Multipartite entanglement accumulation in quantum states: Localizable generalized geometric measure

Multiparty quantum states are useful for a variety of quantum information and computation protocols. We define a multiparty entanglement measure based on local measurements on a multiparty quantum state and an entanglement measure averaged on the postmeasurement ensemble. Using the generalized geometric measure as the measure of multipartite entanglement for the ensemble, we demonstrate, in the case of several well-known classes of multipartite pure states, that the localized multipartite entanglement can exceed the entanglement present in the original state. We also show that measurement over multiple parties may be beneficial in enhancing localizable multipartite entanglement. We point out that localizable generalized geometric measure faithfully signals quantum critical phenomena in well-known quantum spin models even when considerable finite-size effect is present in the system.

Figure 1

(a) Plot of $E_L^1$ vs $\mathcal{G}$ for three-qubit $\mathrm{g}W$ states. To obtain the scatter diagram, ${10}^5$ three-qubit $\mathrm{g}W$ states are generated Haar uniformly. The solid line represents the line $E_L^1=\mathcal{G}$, while the dashed line corresponds to $2E_L^1+\mathcal{G}=1$. (b) Plot of $E_L^1$ vs $\mathcal{G}$ in the case of Haar-uniformly generated generalized superposition of Dicke states, as given in Eq. (10).

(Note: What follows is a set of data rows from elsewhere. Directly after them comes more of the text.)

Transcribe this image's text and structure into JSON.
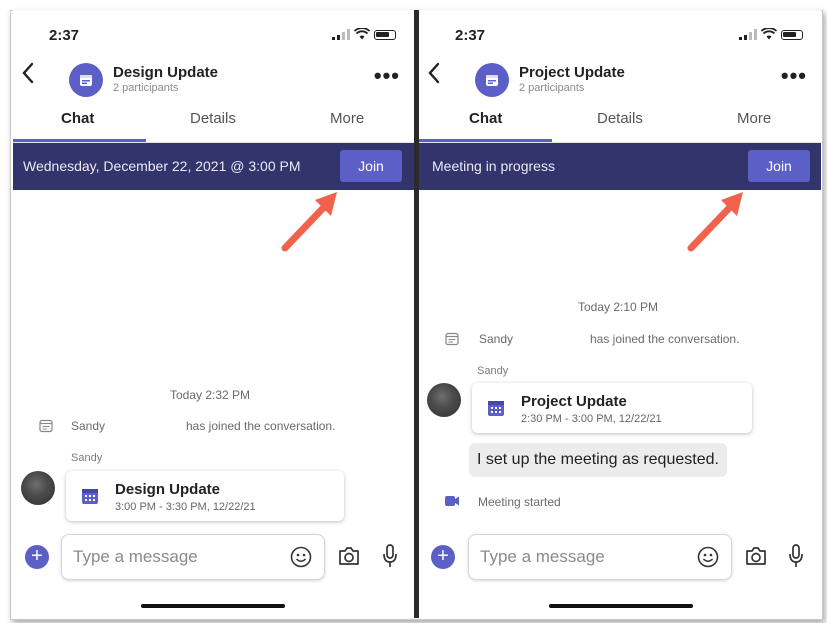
{
  "screens": [
    {
      "status_time": "2:37",
      "chat_title": "Design Update",
      "participants": "2 participants",
      "tabs": [
        "Chat",
        "Details",
        "More"
      ],
      "banner_text": "Wednesday, December 22, 2021 @ 3:00 PM",
      "join_label": "Join",
      "timestamp": "Today 2:32 PM",
      "system_message": {
        "name": "Sandy",
        "text": "has joined the conversation."
      },
      "sender_name": "Sandy",
      "meeting_card": {
        "title": "Design Update",
        "time": "3:00 PM - 3:30 PM, 12/22/21"
      },
      "composer_placeholder": "Type a message"
    },
    {
      "status_time": "2:37",
      "chat_title": "Project Update",
      "participants": "2 participants",
      "tabs": [
        "Chat",
        "Details",
        "More"
      ],
      "banner_text": "Meeting in progress",
      "join_label": "Join",
      "timestamp": "Today 2:10 PM",
      "system_message": {
        "name": "Sandy",
        "text": "has joined the conversation."
      },
      "sender_name": "Sandy",
      "meeting_card": {
        "title": "Project Update",
        "time": "2:30 PM - 3:00 PM, 12/22/21"
      },
      "message_bubble": "I set up the meeting as requested.",
      "meeting_started": "Meeting started",
      "composer_placeholder": "Type a message"
    }
  ],
  "colors": {
    "accent": "#5c5fc6",
    "banner": "#33346b",
    "arrow": "#f0624b"
  },
  "icons": [
    "back-chevron-icon",
    "calendar-icon",
    "more-dots-icon",
    "emoji-icon",
    "camera-icon",
    "microphone-icon",
    "plus-icon",
    "video-icon"
  ]
}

To obtain the scatter diagram, ${10}^5$ states of the form $|D_g^N\rangle$ are generated Haar-uniformly for each of the cases $N=4$ and $N=5$. All quantities plotted in both figures are dimensionless.

Figure 2

(a) Plot of $\mathcal{G},E_L^1$, and $E_L^{\{1,2\}}$ as functions of $a$ in case of the four-qubit $\mathrm{g}W$ state $|W^4{\rangle }_g$ with $a_1=a,a_2=\sqrt{(1-a^2)/5},a_3=\sqrt{3(1-a^2)/10}$, and $a_4=\sqrt{(1-a^2)/2}$. (b) Plot of $E_L^1$ and $E_L^{\{1,2\}}$ with $k$ for $N=7$ and $N=8$ in the case of Dicke states. All quantities plotted are dimensionless.

Figure 3

Scatter plots. (a) $E_L^1$ vs $\mathcal{G}$ for three-qubit pure states belonging to the GHZ class and the $W$ class. (b) $E_L^1$ vs $\mathcal{G}$ for the four-qubit classes represented by $|{\mathrm{\Psi }}_i^4\rangle ,i=1,\cdots ,6$. (c) $E_L^2$ vs $\mathcal{G}$ for the four-qubit classes represented by $|{\mathrm{\Psi }}_i^4\rangle ,i=3,5,6$. (d) $E_L^1$ and $E_L^{\{1,2\}}$ vs $\mathcal{G}$ in the case of arbitrary four-qubit pure states. (e) $E_L^1$ and $E_L^{\{1,2\}}$ vs $\mathcal{G}$ for four-qubit states of the form $|{\mathrm{\Psi }}_1^4\rangle$. (f) $E_L^1$ and $E_L^{\{1,2\}}$ vs $\mathcal{G}$ for four-qubit symmetric states of the form $|D_g^N\rangle$. Each plot constitutes of ${10}^5$ Haar-uniformly generated pure states. All quantities plotted are dimensionless.

Figure 4

(a) Variations of $E_L^1$ (left panel) and $d{E}_L^1/d\lambda$ (right panel) as functions of $\lambda =J/h$ for the transverse-field Ising model with $N=16$. (b) Variation of $\mathcal{G},E_L^1$, and $E_L^{\{1,2\}}$ as functions of $\lambda$ with $\mathrm{\Delta }=0.5$ (left panel) and $\mathrm{\Delta }$ with $\lambda =0$ (right panel) for $N=20$. All quantities plotted are dimensionless.